Traurig kehrte der König aus dem Kriege zurück; er blickte düster und unzufrieden, und da man ihm vorwarf, sein häusliches Glück sei eine Strafe dafür, dass er eine stumme, verworfene Bettlerin genommen, verurteilte er sie zum Galgen. Sie aber sprach kein Wort.

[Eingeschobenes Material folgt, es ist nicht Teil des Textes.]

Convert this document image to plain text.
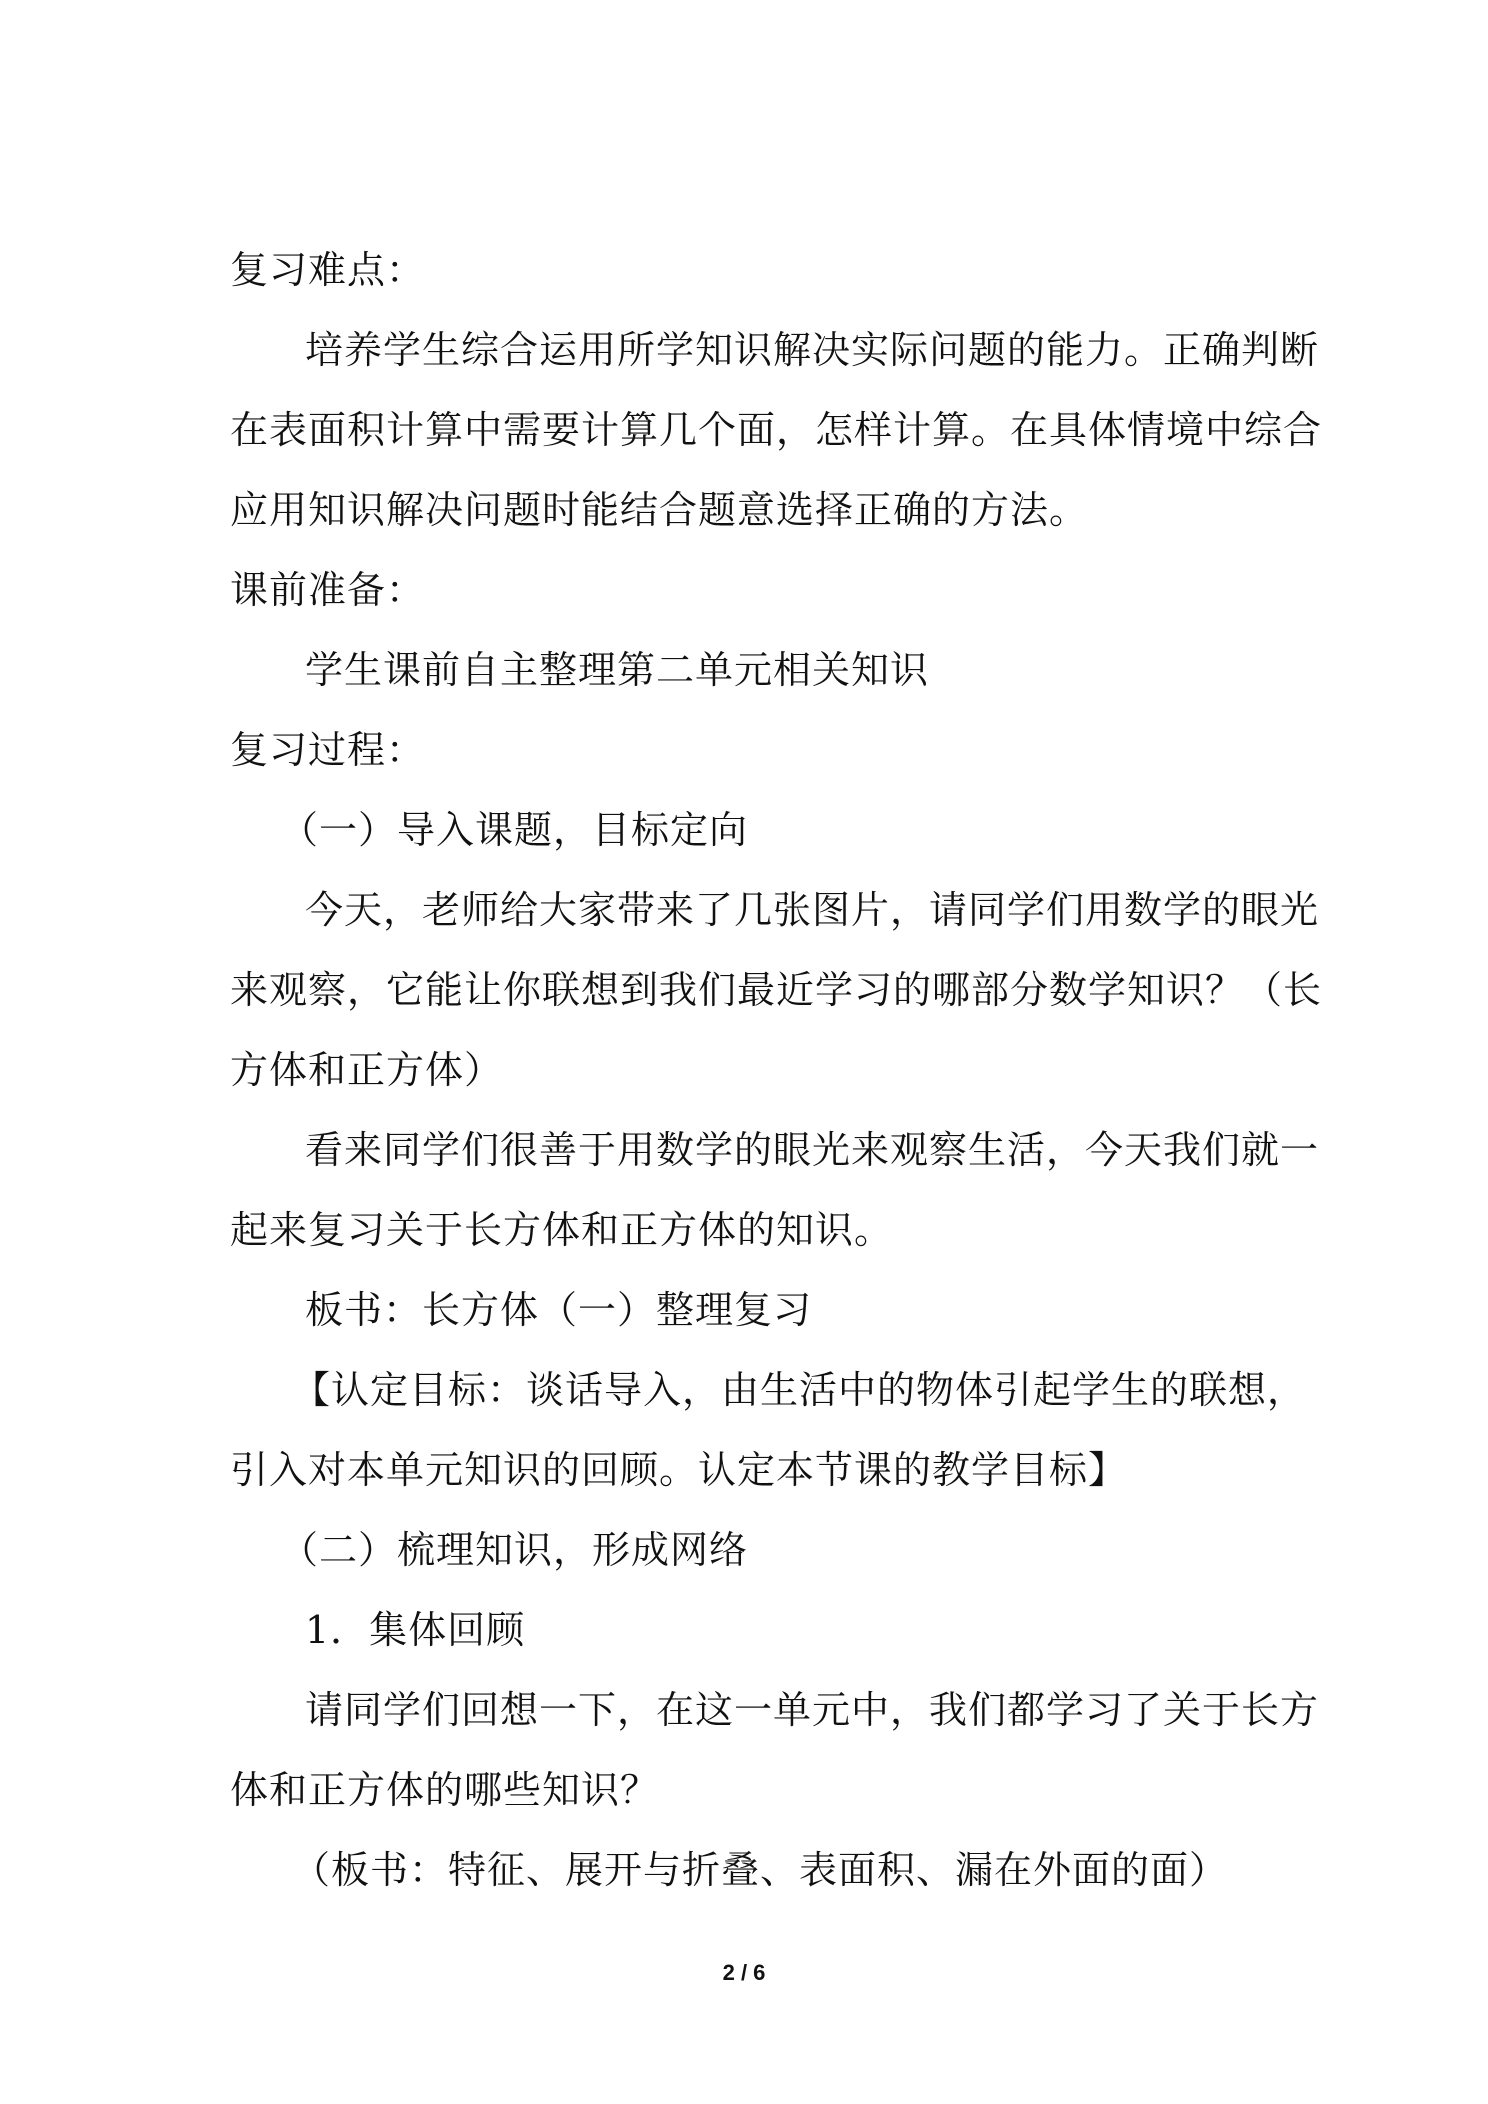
复习难点：
培养学生综合运用所学知识解决实际问题的能力。正确判断
在表面积计算中需要计算几个面，怎样计算。在具体情境中综合
应用知识解决问题时能结合题意选择正确的方法。
课前准备：
学生课前自主整理第二单元相关知识
复习过程：
（一）导入课题，目标定向
今天，老师给大家带来了几张图片，请同学们用数学的眼光
来观察，它能让你联想到我们最近学习的哪部分数学知识？（长
方体和正方体）
看来同学们很善于用数学的眼光来观察生活，今天我们就一
起来复习关于长方体和正方体的知识。
板书：长方体（一）整理复习
【认定目标：谈话导入，由生活中的物体引起学生的联想，
引入对本单元知识的回顾。认定本节课的教学目标】
（二）梳理知识，形成网络
1．集体回顾
请同学们回想一下，在这一单元中，我们都学习了关于长方
体和正方体的哪些知识？
（板书：特征、展开与折叠、表面积、漏在外面的面）
2 / 6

Geduldig bereitete sie sich zum Tode. Schon wurde sie zum Galgen geführt, schon ward ihr der Strick um den Hals gelegt. Da kamen plötzlich ihre zwei Brüder zu Rosse gesprengt, ein jeder hatte vor sich einen Knaben mit einem strahlenden Sterne, und mit lauter Stimme riefen sie: „Haltet ein! Schont die Unschuld! Gerechtigkeit!“ Und sie sprachen zu ihrer Schwester: „Die drei Jahre sind verflossen, unsere Befreiung ist durch dich vollbracht. Hier hast du deine Kinder; in Rabengestalt haben wir sie aus den Händen der Hebamme gerettet und erzogen. Und nun, herzliebste Schwester, rede!“ Und der König dankte den Brüdern, und dann warf sie sich dem König zu Füßen und redete. Da enthüllte sich dem König die Wahrheit. Gerührt hob er die Königin vom Boden und drückte sie mit Wonne an seine Brust. Die Hebamme aber befahl er auf einen Scheiterhaufen zu verbrennen und ließ auch über die andern Gericht halten, die ihr geraten hatten. Und nun lebte der König und die Königin glücklich miteinander, und die beiden Knaben mit den Sternen wuchsen zu stattlichen Jünglingen empor und machten ihren Eltern Freude und Ehre, bis diese eines seligen Todes starben.